The Nigeria Governors’ Forum contributed an additional N350 million, bringing the total largesse to nearly N5 billion, for winning a tournament whose prize was only $1 million. The players and crew received more rewards from corporate organisations and their state governments. More may still come.

While Nigerians take utmost pride in the Super Falcons and D’Tigress, this sentimental display of executive generosity underscores a fundamental dysfunction of the Nigerian state: a reward system devoid of structure, equity, or long-term vision.

Doctors, nurses, teachers and police officers hold Nigeria’s fragile systems together. They are not seeking luxury; they are begging for dignity.

Their skills, tenacity and resilience deserve national recognition and a measure of reward.

On Wednesday, President Bola Tinubu initiated steps to enhance the paltry pension of retired police officers.

Doctors have repeatedly sounded the alarm about the brain drain devastating the healthcare system, largely due to poor pay. Nurses only just suspended their strike after days of public health paralysis.

ASUU is once again threatening industrial action as long-standing grievances remain unaddressed. Teachers were on strike in Abuja for about 100 days.

Nigeria rewards spectacle and neglects substance. National recognition is not the exclusive preserve of entertainers and sports figures, no matter how exceptional their achievements. A system where reward is arbitrary, emotionally driven, and utterly divorced from public policy is not sustainable.

There should be a structured process. The Ministry of Sports should disburse the rewards pre-agreed before a tournament, not at the whim of the executive.

Ahead of Euro 2025, the Lionesses (England) agreed with the FA to share £1.75 million out of the £4.4 million winning prize given by UEFA from the tournament’s total package of £34 million.
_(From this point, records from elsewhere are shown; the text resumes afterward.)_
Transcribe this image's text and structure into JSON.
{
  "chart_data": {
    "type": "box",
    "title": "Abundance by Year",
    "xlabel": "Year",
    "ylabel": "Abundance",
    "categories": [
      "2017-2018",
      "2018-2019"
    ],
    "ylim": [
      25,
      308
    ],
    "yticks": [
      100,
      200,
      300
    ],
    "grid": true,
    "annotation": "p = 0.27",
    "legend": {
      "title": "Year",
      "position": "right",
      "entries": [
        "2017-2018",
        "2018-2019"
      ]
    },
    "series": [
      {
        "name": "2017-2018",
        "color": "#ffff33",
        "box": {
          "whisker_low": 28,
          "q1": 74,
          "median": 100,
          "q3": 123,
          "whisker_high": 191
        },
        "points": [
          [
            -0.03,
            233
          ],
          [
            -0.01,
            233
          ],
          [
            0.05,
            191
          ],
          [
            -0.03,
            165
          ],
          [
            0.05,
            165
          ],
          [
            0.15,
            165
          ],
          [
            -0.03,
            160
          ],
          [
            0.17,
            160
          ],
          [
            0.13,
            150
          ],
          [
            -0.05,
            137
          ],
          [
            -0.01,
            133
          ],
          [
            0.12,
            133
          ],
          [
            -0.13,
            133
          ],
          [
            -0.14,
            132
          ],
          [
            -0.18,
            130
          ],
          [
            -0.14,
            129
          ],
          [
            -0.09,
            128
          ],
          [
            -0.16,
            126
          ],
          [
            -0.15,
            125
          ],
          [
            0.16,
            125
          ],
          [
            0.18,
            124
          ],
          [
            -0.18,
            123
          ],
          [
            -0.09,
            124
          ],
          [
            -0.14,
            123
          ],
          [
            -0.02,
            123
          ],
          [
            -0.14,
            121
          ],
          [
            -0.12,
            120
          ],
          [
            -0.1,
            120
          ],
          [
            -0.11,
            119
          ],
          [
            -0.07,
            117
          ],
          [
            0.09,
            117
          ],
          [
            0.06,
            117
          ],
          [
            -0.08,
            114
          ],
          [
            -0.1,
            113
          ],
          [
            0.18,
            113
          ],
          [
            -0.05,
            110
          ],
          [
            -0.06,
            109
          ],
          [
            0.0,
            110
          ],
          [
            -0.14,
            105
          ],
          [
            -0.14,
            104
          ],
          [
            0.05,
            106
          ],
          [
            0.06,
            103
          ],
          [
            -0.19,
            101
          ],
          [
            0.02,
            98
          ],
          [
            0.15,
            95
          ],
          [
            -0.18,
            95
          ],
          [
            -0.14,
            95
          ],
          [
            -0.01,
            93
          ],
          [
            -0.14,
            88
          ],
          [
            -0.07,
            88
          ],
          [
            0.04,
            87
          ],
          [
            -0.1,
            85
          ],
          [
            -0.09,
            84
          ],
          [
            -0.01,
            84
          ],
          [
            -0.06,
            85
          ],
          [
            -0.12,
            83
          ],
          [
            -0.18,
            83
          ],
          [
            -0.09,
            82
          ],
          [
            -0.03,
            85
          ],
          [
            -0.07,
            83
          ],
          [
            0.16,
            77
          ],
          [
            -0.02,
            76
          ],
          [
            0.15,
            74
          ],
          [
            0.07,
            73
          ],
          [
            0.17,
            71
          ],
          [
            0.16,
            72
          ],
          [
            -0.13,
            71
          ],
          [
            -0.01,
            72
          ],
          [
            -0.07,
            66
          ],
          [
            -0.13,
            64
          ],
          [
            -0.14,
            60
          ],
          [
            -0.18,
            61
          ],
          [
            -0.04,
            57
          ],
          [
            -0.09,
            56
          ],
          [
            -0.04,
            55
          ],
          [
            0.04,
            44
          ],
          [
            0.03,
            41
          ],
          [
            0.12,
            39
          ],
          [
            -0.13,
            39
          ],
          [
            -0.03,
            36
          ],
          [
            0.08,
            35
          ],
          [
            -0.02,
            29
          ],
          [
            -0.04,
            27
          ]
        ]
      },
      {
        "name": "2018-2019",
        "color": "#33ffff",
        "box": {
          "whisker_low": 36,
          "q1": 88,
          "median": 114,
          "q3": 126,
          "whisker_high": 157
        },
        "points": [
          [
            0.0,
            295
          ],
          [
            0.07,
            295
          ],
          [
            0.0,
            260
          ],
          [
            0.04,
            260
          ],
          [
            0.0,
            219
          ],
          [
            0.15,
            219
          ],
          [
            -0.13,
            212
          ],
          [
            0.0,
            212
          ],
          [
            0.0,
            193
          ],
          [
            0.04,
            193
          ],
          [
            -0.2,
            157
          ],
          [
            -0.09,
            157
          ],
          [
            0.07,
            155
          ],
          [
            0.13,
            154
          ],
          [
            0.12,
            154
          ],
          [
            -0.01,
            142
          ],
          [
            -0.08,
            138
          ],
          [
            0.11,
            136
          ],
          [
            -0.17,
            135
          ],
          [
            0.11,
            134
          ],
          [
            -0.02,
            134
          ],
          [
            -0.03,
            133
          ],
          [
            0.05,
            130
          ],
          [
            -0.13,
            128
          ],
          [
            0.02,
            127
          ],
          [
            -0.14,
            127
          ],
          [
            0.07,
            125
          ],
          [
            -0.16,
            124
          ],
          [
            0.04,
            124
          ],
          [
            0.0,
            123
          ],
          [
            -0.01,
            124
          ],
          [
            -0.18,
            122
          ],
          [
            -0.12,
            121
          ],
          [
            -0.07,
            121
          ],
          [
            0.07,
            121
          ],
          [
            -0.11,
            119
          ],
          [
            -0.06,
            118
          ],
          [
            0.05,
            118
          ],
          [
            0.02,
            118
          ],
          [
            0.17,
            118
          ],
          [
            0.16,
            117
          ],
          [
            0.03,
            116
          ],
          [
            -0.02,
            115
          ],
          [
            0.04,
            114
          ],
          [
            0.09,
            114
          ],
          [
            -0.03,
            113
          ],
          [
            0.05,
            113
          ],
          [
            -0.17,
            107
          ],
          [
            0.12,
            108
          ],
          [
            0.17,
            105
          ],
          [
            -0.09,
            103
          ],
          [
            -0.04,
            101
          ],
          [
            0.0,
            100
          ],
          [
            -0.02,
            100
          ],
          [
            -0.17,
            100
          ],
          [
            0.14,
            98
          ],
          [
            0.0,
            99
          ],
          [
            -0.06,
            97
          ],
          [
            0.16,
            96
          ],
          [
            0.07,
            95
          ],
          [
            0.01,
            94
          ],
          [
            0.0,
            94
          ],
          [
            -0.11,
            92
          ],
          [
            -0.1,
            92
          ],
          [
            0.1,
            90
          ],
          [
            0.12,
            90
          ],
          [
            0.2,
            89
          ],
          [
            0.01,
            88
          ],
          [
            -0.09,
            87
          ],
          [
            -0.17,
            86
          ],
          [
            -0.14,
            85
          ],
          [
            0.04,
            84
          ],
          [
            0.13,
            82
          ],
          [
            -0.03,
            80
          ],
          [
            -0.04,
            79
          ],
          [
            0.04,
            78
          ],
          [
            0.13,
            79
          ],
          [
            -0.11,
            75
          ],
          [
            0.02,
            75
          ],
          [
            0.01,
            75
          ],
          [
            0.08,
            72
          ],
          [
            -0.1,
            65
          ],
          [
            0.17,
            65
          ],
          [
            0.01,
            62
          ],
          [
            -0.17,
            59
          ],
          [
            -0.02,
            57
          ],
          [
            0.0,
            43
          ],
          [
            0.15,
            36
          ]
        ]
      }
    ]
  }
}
Instructively, the English FA gave the reward, not the British government.

Out of the £1.75 million, the taxman and National Insurance will deduct £788,000, leaving the players to share less than £1 million.

The FIRS should deduct the appropriate tax from these rewards. The federal government and the state governments should learn from this example.

Nigeria is in one of the worst economic downturns in decades, with inflation surging, food prices unbearable, and the naira floundering, so, it is not the time to whimsically allocate billions to a football team without institutional checks.

Citizens are not asking for handouts: they desire a just reward system. The minimum wage is about $46 per month, so giving $100,000 per player is excessive.

Nigeria should extend equal honour to those who make daily, often invisible, sacrifices to keep it functioning, teachers in under-resourced classrooms, doctors working without essential tools, and lecturers moulding the next generation under crumbling roofs. Their victories may not draw stadium cheers, but they are no less heroic.